Es probable que el Banco de Japón eleve las tasas al 1,25% al final de su reunión de dos días el viernes, en medio de presiones inflacionarias, según una encuesta de CNBC.

Una subida señalaría una aceleración del ciclo de endurecimiento, más rápida que el intervalo de seis meses que el Banco ha estado siguiendo desde que inició la normalización de su política en marzo de 2024. El BOJ subió las tasas por última vez en junio.

Alrededor del 89% de los encuestados dijeron que esperan que el BOJ suba las tasas en 25 puntos básicos, citando una mayor inflación, salarios más altos y la presión del gobierno de EE. UU.

La tasa de inflación general de Japón para julio alcanzó su nivel más alto del año, situándose en el 1,9%, debido al aumento de los costos energéticos derivados de la guerra en Irán.

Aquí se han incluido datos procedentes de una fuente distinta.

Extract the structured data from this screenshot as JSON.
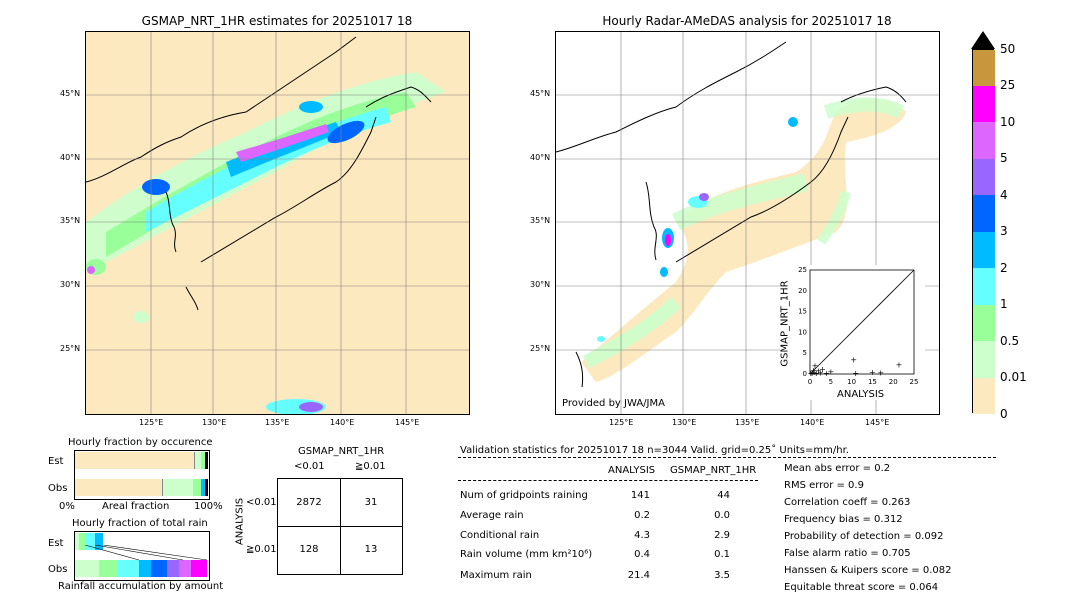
{
  "left_map": {
    "title": "GSMAP_NRT_1HR estimates for 20251017 18",
    "lat_labels": [
      "45°N",
      "40°N",
      "35°N",
      "30°N",
      "25°N"
    ],
    "lon_labels": [
      "125°E",
      "130°E",
      "135°E",
      "140°E",
      "145°E"
    ]
  },
  "right_map": {
    "title": "Hourly Radar-AMeDAS analysis for 20251017 18",
    "lat_labels": [
      "45°N",
      "40°N",
      "35°N",
      "30°N",
      "25°N"
    ],
    "lon_labels": [
      "125°E",
      "130°E",
      "135°E",
      "140°E",
      "145°E"
    ],
    "credit": "Provided by JWA/JMA"
  },
  "colorbar": {
    "labels": [
      "50",
      "25",
      "10",
      "5",
      "4",
      "3",
      "2",
      "1",
      "0.5",
      "0.01",
      "0"
    ],
    "colors": [
      "#c8963c",
      "#ff00ff",
      "#dd66ff",
      "#9966ff",
      "#0066ff",
      "#00bbff",
      "#66ffff",
      "#99ff99",
      "#ccffcc",
      "#fde9bf"
    ]
  },
  "scatter": {
    "xlabel": "ANALYSIS",
    "ylabel": "GSMAP_NRT_1HR",
    "ticks": [
      "0",
      "5",
      "10",
      "15",
      "20",
      "25"
    ]
  },
  "fraction_occurrence": {
    "title": "Hourly fraction by occurence",
    "row_labels": [
      "Est",
      "Obs"
    ],
    "axis_left": "0%",
    "axis_mid": "Areal fraction",
    "axis_right": "100%"
  },
  "fraction_rain": {
    "title": "Hourly fraction of total rain",
    "row_labels": [
      "Est",
      "Obs"
    ],
    "axis_label": "Rainfall accumulation by amount"
  },
  "contingency": {
    "title": "GSMAP_NRT_1HR",
    "col_headers": [
      "<0.01",
      "≧0.01"
    ],
    "row_title": "ANALYSIS",
    "row_headers": [
      "<0.01",
      "≧0.01"
    ],
    "cells": [
      "2872",
      "31",
      "128",
      "13"
    ]
  },
  "validation": {
    "header": "Validation statistics for 20251017 18  n=3044 Valid. grid=0.25˚ Units=mm/hr.",
    "col_analysis": "ANALYSIS",
    "col_gsmap": "GSMAP_NRT_1HR",
    "rows": [
      {
        "label": "Num of gridpoints raining",
        "analysis": "141",
        "gsmap": "44"
      },
      {
        "label": "Average rain",
        "analysis": "0.2",
        "gsmap": "0.0"
      },
      {
        "label": "Conditional rain",
        "analysis": "4.3",
        "gsmap": "2.9"
      },
      {
        "label": "Rain volume (mm km²10⁶)",
        "analysis": "0.4",
        "gsmap": "0.1"
      },
      {
        "label": "Maximum rain",
        "analysis": "21.4",
        "gsmap": "3.5"
      }
    ],
    "scores": [
      "Mean abs error =    0.2",
      "RMS error =    0.9",
      "Correlation coeff =  0.263",
      "Frequency bias =  0.312",
      "Probability of detection =  0.092",
      "False alarm ratio =  0.705",
      "Hanssen & Kuipers score =  0.082",
      "Equitable threat score =  0.064"
    ]
  },
  "chart_data": {
    "type": "scatter",
    "title": "",
    "xlabel": "ANALYSIS",
    "ylabel": "GSMAP_NRT_1HR",
    "xlim": [
      0,
      25
    ],
    "ylim": [
      0,
      25
    ],
    "points": [
      [
        0.2,
        0.3
      ],
      [
        0.5,
        0.2
      ],
      [
        0.8,
        1.0
      ],
      [
        1.0,
        0.5
      ],
      [
        1.2,
        2.0
      ],
      [
        1.5,
        0.3
      ],
      [
        2.0,
        0.8
      ],
      [
        2.5,
        0.4
      ],
      [
        3.0,
        1.2
      ],
      [
        4.0,
        0.2
      ],
      [
        5.0,
        0.6
      ],
      [
        10.5,
        3.5
      ],
      [
        11.0,
        0.3
      ],
      [
        15.0,
        0.5
      ],
      [
        17.0,
        0.4
      ],
      [
        21.4,
        2.3
      ]
    ]
  }
}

En el mismo mes, los salarios reales aumentaron un 2,4%, subiendo por séptimo mes consecutivo.

Estados Unidos ha manifestado su apoyo a que Japón continúe con su ciclo de subidas de tasas, presionando la preferencia de la primera ministra Sanae Takaichi por una política monetaria flexible y una política fiscal expansiva. Más recientemente, el secretario del Tesoro, Scott Bessent, instó al gobernador del BOJ, Kazuo Ueda, a tomar "medidas decisivas de mercado y monetarias" en la reunión de ministros de finanzas y gobernadores de bancos centrales del G20 a principios de este mes.

Estados Unidos favorece un yen más fuerte, ya que uno débil podría hacer que Japón venda activos estadounidenses, incluidos bonos del Tesoro, para apuntalar su moneda. Tal medida podría impulsar los rendimientos de los bonos del Tesoro aún más al alza. A finales de julio, ambas partes llevaron a cabo una intervención conjunta histórica para fortalecer el yen.

"La administración Trump ha frenado eficazmente cualquier movimiento potencial por parte de una administración Takaichi para bloquear al Banco de Japón de subir las tasas de interés", dijo Takahide Kiuchi, economista ejecutivo en el Nomura Research Institute y exmiembro de la junta de política del BOJ. "En consecuencia, el Banco de Japón ha ganado vía libre para proceder con las subidas de tasas".

Los miembros de la junta del BOJ también han hecho comentarios de línea dura, dejando abierta la posibilidad de subidas de tasas aceleradas. La encuesta de CNBC se realizó del 9 al 14 de septiembre entre 18 economistas y analistas.

Entre las opiniones divergentes, Jesper Koll, director experto en Monex Group, dijo que ve al BOJ subiendo las tasas en 50 puntos básicos en un movimiento definitivo. Carlos Casanova, economista senior para Asia en UBP, espera que el BOJ mantenga las tasas por ahora, aunque cree que va por detrás de la curva y eventualmente espera dos subidas de 25 puntos básicos cada seis meses. "Los datos aún no respaldan un cambio de régimen", dijo, por lo que hay "visibilidad insuficiente para justificar un ritmo más rápido de subidas de tasas. Las tensiones en Irán y los precios del petróleo siguen siendo el riesgo principal".

Al ser consultados sobre qué miembros de la junta del BOJ tienen más probabilidades de disentir sobre una subida, alrededor de un tercio de los encuestados nombraron a Toichiro Asada y Ayano Sato. Ambos son vistos como reflacionistas y fueron nombrados por Takaichi a principios de este año.

En cuanto al yen, alrededor del 61% de los encuestados dijeron que esperan que cotice entre 155 y 160 en el próximo mes. Homin Lee, estratega macro senior en Lombard Odier, dijo que el giro de línea dura del BOJ ayudará a mantener el yen más fuerte que 160. Pero apreciarlo más allá de 150 "no será fácil" porque los funcionarios gubernamentales y empresariales rechazarán una apreciación cambiaria "inapropiadamente" rápida, afirmó.